The decision has been blasted in conservative media as unworkable. But supporters call the court’s efforts to address racial bias “revolutionary,” and say other states are poised to follow.
Robert Chang is a law professor and executive director of the Korematsu Center for Law and Equality at Seattle University. He said the court’s expansion of the “objective observer” standard is an important new strategy to address implicit racial bias throughout the court system.
Chang said, “It’s fascinating to see how the court has said, ‘Well, if this is a standard that makes sense in this context, with the exercise of peremptory challenges [of jurors], might it apply in other circumstances?’”
He added, “The idea here is if we allow proceedings where race played an improper role to continue, that person is not receiving fair treatment — that person is not receiving due process. So what do you do? You go back and they get to do it again, with due process.”
Chang said the California State Legislature already adopted Washington’s new “objective observer” test for jury selection. He’s hoping they’ll use it to look at questions of implicit bias in other settings, as Washington has done.
“I’ve been talking with advocates in California about the other ways that the ‘objective observer’ has been extended to address other areas of discrimination that operate in the criminal trial,” he said.
Chang said that these discussions are unfolding around the country. He noted that Arizona recently eliminated peremptory challenges (excluding a potential juror without citing a reason) in all jury trials, a change that Chief Justice González said he has long supported.

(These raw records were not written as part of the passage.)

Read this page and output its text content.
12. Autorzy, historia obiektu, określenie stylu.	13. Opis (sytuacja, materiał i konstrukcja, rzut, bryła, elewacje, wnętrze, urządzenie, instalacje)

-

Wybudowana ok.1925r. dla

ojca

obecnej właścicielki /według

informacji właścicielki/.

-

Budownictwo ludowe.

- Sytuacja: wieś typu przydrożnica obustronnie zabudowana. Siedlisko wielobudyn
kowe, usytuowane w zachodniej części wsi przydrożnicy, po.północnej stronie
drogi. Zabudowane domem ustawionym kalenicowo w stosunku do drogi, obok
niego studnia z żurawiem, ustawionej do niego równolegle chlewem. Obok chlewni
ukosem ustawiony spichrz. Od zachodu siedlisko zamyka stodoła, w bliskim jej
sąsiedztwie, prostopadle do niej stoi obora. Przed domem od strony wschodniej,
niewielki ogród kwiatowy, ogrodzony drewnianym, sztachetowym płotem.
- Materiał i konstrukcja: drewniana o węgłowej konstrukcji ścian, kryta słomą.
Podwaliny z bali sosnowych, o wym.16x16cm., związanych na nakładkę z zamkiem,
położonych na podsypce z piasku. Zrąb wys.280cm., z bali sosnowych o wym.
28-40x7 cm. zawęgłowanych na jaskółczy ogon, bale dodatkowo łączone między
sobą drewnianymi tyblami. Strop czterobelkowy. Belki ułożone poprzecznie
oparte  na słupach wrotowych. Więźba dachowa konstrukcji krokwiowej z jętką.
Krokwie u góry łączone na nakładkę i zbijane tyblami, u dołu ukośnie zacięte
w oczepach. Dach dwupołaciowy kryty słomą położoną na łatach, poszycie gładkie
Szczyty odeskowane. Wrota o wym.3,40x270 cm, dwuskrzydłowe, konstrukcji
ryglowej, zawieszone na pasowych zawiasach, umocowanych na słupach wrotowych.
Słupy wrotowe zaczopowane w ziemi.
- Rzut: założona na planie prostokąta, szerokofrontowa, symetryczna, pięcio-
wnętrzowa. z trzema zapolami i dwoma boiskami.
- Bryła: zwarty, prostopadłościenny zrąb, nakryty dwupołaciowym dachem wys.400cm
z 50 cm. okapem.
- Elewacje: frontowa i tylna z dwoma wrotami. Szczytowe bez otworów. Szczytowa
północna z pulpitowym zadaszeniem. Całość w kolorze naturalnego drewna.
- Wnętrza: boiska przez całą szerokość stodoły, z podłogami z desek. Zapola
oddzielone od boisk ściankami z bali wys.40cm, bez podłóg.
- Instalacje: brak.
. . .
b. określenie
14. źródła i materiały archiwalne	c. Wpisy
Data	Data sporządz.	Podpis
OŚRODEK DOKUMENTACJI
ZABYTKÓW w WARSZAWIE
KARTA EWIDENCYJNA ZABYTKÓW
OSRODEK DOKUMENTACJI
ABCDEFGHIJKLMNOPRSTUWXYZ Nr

González said there is overwhelming acknowledgement that racial bias persists in the court system, but no universal agreement about how to address it. He said his court has the responsibility to initiate what he calls "hard discussions."
“I’m proud of our court for confronting it and dealing with it and discussing it, and I think what it’s led to is more discussions among attorneys, more training for judges and lawyers about implicit bias, and ways to eliminate and reduce it,” he said. “So I’m just glad that we’re engaging in that dialogue and not backing away from it.”
González said he’s not seeing lots of verdicts overturned by these new standards. Instead, he said lawyers in civil and criminal cases are changing their language and tactics to not run afoul of them.
In a statement provided to KUOW, the Washington Defense Trial Lawyers Association said it’s too soon to know the impact of the Henderson decision on other civil cases, adding that it “recognizes and respects the Washington State Supreme Court’s efforts to reduce the harmful effects of implicit bias in the jury system."
The statement continues, "Because Henderson was issued less than four months ago, its impact on future civil cases is unknown. Nonetheless, the WDTL is committed to working with all stakeholders in improving ways to remove all forms of bias from the jury system.”